Greenwood and Williamson [4] defined the roughness distribution by considering the spherical asperities with different heights on the surface and introduced the GW model in terms of the Hertz theory for elastic contact. To spread the GW model to a fully plastic zone, Chang et al. [5] suggested their model named as CEB. The ZMC model is introduced by Zhao et al. [6] to evaluate the deformation of asperities in the elastic-plastic regime. In this regard, they examined the mathematical fitting approach. In [7], the elastic-plastic asperity deformation in contacting surfaces by using FEM is investigated by Kogut and Etsion. Their approach is known as the KE model.

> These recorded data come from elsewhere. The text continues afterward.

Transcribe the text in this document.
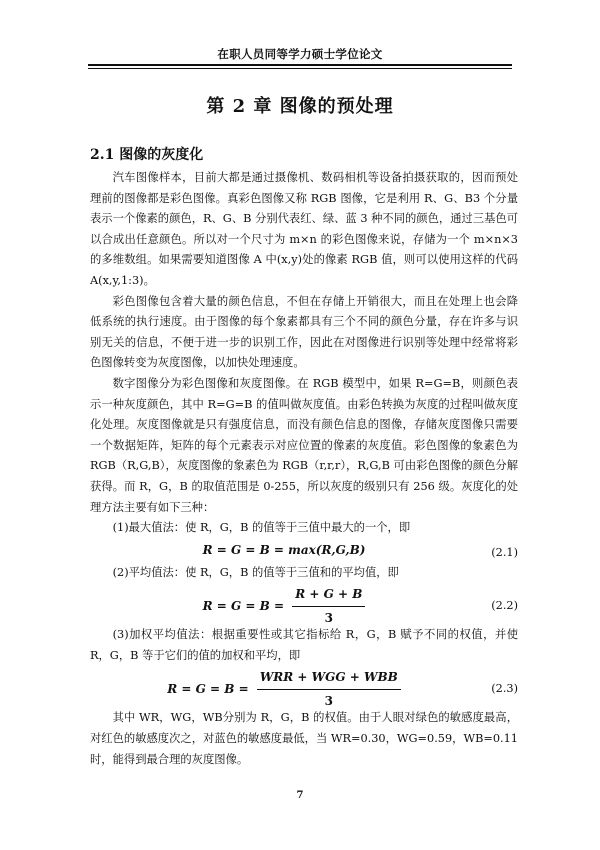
在职人员同等学力硕士学位论文
第 2 章 图像的预处理
2.1 图像的灰度化

汽车图像样本，目前大都是通过摄像机、数码相机等设备拍摄获取的，因而预处理前的图像都是彩色图像。真彩色图像又称 RGB 图像，它是利用 R、G、B3 个分量表示一个像素的颜色，R、G、B 分别代表红、绿、蓝 3 种不同的颜色，通过三基色可以合成出任意颜色。所以对一个尺寸为 m×n 的彩色图像来说，存储为一个 m×n×3 的多维数组。如果需要知道图像 A 中(x,y)处的像素 RGB 值，则可以使用这样的代码 A(x,y,1:3)。

彩色图像包含着大量的颜色信息，不但在存储上开销很大，而且在处理上也会降低系统的执行速度。由于图像的每个象素都具有三个不同的颜色分量，存在许多与识别无关的信息，不便于进一步的识别工作，因此在对图像进行识别等处理中经常将彩色图像转变为灰度图像，以加快处理速度。

数字图像分为彩色图像和灰度图像。在 RGB 模型中，如果 R=G=B，则颜色表示一种灰度颜色，其中 R=G=B 的值叫做灰度值。由彩色转换为灰度的过程叫做灰度化处理。灰度图像就是只有强度信息，而没有颜色信息的图像，存储灰度图像只需要一个数据矩阵，矩阵的每个元素表示对应位置的像素的灰度值。彩色图像的象素色为 RGB（R,G,B），灰度图像的象素色为 RGB（r,r,r），R,G,B 可由彩色图像的颜色分解获得。而 R，G，B 的取值范围是 0-255，所以灰度的级别只有 256 级。灰度化的处理方法主要有如下三种：

(1)最大值法：使 R，G，B 的值等于三值中最大的一个，即

R = G = B = max(R,G,B)	(2.1)

(2)平均值法：使 R，G，B 的值等于三值和的平均值，即

$R = G = B = \frac{R + G + B}{3}$	(2.2)

(3)加权平均值法：根据重要性或其它指标给 R，G，B 赋予不同的权值，并使 R，G，B 等于它们的值的加权和平均，即

$R = G = B = \frac{\text{WRR + WGG + WBB}}{3}$	(2.3)

其中 WR，WG，WB分别为 R，G，B 的权值。由于人眼对绿色的敏感度最高，对红色的敏感度次之，对蓝色的敏感度最低，当 WR=0.30，WG=0.59，WB=0.11 时，能得到最合理的灰度图像。

7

In [8], Etsion used another FE model to examine the dependence of load to deformation and force considering plasticity in contact problems. In [9], Jackson and Green consider the effects of hardness variation by a FE analysis (JG Model). They examined elastic-plastic contact of a sphere with a rigid flat surface considering geometrical hardness variation. The mentioned models are constructed in terms of the idea of contacting an equal rough surface with a rigid one without roughness. As a result, the stick-slip phenomenon at the asperities shoulder may not be considered by these models [10]. In [11], Ciavarella used an uncomplicated model for contacting rough surfaces. However, his model does not show good accuracy because of the assumptions and simplifications in many parameters in contact problems that impose a significant effect on the final results.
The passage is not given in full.